Michael Saylor s'est récemment immiscé dans l'un des débats les plus clivants de l'écosystème Bitcoin : la proposition BIP-110. Ce soft fork, qui vise à instaurer des restrictions sur les données arbitraires intégrées au réseau, est au cœur d'une controverse technique majeure. Dans un manifeste détaillé comportant 110 points, le président exécutif de Strategy dénonce une initiative qu'il juge contre-productive. Selon lui, le protocole doit impérativement préserver sa neutralité et ne pas chercher à censurer des transactions valides sous couvert de « pureté » idéologique, au risque de devenir une structure iatrogène qui nuirait davantage au réseau qu'elle ne le protégerait.

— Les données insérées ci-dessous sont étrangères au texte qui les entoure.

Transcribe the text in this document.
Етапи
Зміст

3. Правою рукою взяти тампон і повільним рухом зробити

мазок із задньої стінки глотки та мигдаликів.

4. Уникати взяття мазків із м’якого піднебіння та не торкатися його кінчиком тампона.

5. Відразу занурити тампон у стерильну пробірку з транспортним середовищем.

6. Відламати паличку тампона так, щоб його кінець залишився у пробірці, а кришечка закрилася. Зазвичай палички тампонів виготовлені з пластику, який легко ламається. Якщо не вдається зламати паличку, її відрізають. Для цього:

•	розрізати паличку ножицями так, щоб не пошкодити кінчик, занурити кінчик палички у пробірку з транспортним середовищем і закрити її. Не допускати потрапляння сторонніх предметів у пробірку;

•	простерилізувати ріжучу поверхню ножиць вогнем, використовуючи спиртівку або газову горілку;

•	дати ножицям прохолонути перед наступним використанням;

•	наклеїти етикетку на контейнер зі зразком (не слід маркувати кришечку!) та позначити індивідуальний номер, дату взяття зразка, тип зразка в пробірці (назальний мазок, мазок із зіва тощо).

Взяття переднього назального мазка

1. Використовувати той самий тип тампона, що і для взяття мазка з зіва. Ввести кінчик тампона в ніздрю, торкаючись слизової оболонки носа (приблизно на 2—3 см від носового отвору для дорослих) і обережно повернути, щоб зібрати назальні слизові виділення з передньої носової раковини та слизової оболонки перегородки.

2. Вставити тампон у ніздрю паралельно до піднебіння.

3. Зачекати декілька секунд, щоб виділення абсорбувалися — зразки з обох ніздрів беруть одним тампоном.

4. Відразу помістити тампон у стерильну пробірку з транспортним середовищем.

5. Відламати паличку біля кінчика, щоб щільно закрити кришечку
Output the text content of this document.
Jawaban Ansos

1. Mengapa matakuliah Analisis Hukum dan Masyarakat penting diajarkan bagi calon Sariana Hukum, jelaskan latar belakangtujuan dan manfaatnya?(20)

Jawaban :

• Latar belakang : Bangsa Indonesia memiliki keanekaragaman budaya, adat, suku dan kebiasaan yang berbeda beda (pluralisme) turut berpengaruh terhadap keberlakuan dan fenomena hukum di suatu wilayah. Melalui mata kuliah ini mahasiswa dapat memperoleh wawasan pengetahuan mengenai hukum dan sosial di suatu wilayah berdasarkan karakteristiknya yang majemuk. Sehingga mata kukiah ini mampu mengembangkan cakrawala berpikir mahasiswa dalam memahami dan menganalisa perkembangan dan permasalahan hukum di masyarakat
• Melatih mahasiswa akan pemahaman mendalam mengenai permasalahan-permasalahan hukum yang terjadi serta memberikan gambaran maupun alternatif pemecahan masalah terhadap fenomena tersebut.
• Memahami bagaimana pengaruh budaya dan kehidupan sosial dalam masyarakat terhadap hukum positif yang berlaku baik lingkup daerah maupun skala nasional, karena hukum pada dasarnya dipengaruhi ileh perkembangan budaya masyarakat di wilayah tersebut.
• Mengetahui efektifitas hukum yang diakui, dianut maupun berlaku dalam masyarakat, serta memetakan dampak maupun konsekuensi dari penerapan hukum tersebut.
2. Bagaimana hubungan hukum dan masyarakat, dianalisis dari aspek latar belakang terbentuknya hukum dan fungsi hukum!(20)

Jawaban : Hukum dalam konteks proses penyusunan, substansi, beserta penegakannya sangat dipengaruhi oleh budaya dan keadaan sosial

Le calendrier se resserre dangereusement pour les partisans du BIP-110. Alors que la fenêtre d'activation approche pour début août, le signalement des mineurs reste marginal, plafonnant à environ 0,86 %, bien loin du seuil de 55 % requis pour une adoption effective. Les observateurs techniques soulignent le risque réel de fragmentation du réseau : si les nœuds compatibles persistent à appliquer ces règles sans consensus massif, ils s'exposent à un isolement total sur une chaîne minoritaire, rendant l'issue de cette proposition de plus en plus incertaine, voire vouée à l'échec face à l'indifférence de la majorité des acteurs.
Parallèlement à ces enjeux de gouvernance, la stratégie financière de l'entreprise de Michael Saylor attire toutes les attentions. Pour la première fois depuis longtemps, le géant de l'accumulation a marqué une pause nette, n'acquérant aucune unité supplémentaire au cours de la semaine écoulée. Au lieu d'accroître son parc de jetons, le groupe a préféré muscler sa trésorerie en liquidités, portant sa réserve à 3,2 milliards de dollars. Ce choix tactique intervient dans un contexte de marché volatil où la société accuse une moins-value latente sur ses 843 775 BTC, dont le coût de revient moyen se situe autour de 75 476 dollars.
L'accumulation de cash au détriment de l'achat direct de cryptomonnaies soulève plusieurs questions stratégiques. Il est difficile de déterminer si ce montant constitue une réserve de sécurité face à l'érosion de la valeur de son portefeuille actuel ou si le groupe attend une fenêtre d'opportunité plus avantageuse pour renforcer sa position. Entre la paralysie du BIP-110 et le gel de sa stratégie d'acquisition, l'entreprise se trouve à un tournant. Les prochaines semaines seront décisives pour comprendre si ce repli en dollars préfigure un nouveau cycle d'achat massif ou une prudence accrue face aux tensions persistantes sur le protocole.